Governor Ernest Lister
My climbing may have slowed in the past couple months, but my excitement for climbing has not waned. I have developed a bit of a reputation regarding my enthusiasm for often overlooked, and, in my opinion, under appreciated local climbs. Bellingham's location between Seattle and Vancouver, BC makes it a perfect spot to visit some world class climbing in just a couple hours drive. The climbing in Bellingham, however, is not the sort of stuff you will see on magazine covers or movie segments. However, being a resourceful individual, I have taken it upon myself to exploit ALL the climbing opportunities at home. I have been slowly developing a local sandstone cliff called "Governor Lister". Perched above Samish Bay in a thick evergreen forest, it is a picturesque example of what makes the Pacific Northwest so special. A plaque commemorating British born Ernest Lister, marks the trail to this rough cut gem. A Washington transplant like myself, Lister, ran a foundry and woodworking shop in Tacoma, WA before entering politics. As governor, he supported civil rights of blue collar workers and helped bring the eight-hour work day to the Pacific Northwest (amongst other things). Truly, a man after my own heart. Developing this climbing area is a way I can give back to the sport, encourage Bellingham climbers to get out of the gym, and do a little blue collar work, all in the guise of recreation.
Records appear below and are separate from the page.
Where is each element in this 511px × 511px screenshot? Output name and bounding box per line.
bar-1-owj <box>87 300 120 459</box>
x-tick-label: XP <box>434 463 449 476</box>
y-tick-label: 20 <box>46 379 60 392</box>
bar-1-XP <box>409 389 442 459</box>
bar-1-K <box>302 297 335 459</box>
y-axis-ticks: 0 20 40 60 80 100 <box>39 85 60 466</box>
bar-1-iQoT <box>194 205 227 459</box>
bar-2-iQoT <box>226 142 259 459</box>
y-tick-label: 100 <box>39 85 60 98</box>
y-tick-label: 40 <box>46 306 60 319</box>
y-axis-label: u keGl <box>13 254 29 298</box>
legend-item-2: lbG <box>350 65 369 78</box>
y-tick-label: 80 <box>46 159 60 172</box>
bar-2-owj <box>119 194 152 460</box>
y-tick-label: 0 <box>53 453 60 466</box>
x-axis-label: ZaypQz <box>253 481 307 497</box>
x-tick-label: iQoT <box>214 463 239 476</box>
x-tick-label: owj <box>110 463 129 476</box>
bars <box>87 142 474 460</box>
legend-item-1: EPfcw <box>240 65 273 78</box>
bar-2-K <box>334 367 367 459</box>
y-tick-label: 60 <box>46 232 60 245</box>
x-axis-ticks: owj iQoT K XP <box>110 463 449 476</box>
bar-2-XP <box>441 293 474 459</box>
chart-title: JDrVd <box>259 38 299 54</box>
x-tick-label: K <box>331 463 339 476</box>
View from the top of the Governor Lister Wall
I like to think of it as a community building effort, though my girlfriend jokes about my lack of success in trying to enlist partners for the project. It is important to note that I don't have a power drill which makes bolting a much more taxing affair. I hang in my harness for hours at a time, hammering a half inch drill bit, rotating it a quarter turn at a time, until I have an adequate hole to install a four inch bolt with a two part epoxy. With the goal of longevity, and safety for the routes, this painstaking method produces about one bolt per hour. These are thankless events, yet strangely gratifying. Ripping loose blocks off the wall, cutting down tree branches, and scrubbing moss reveals inspiring sections of rock. I have lost track of the hours and days I have spent working on this project, but every time I talk about it my excitement grows. I feel a sense of ownership and pride, but not in a way that is restrictive. During my last visit, on a rare clear winter day, I found a group of people climbing one of the routes I had put up, and they were having a blast. It doesn't matter that this little sandstone cliff will see rare traffic and no fanfare, what matters is that I am able to facilitate recreation right here at home, and share my skills, labor, and vision with the community.

When the project is done, I look forward to documenting and photographing the area to share with the wider climbing community. For now, I am content talking up "Governor Lister" to anyone who will listen, and counting each climber I meet at the crag as friends.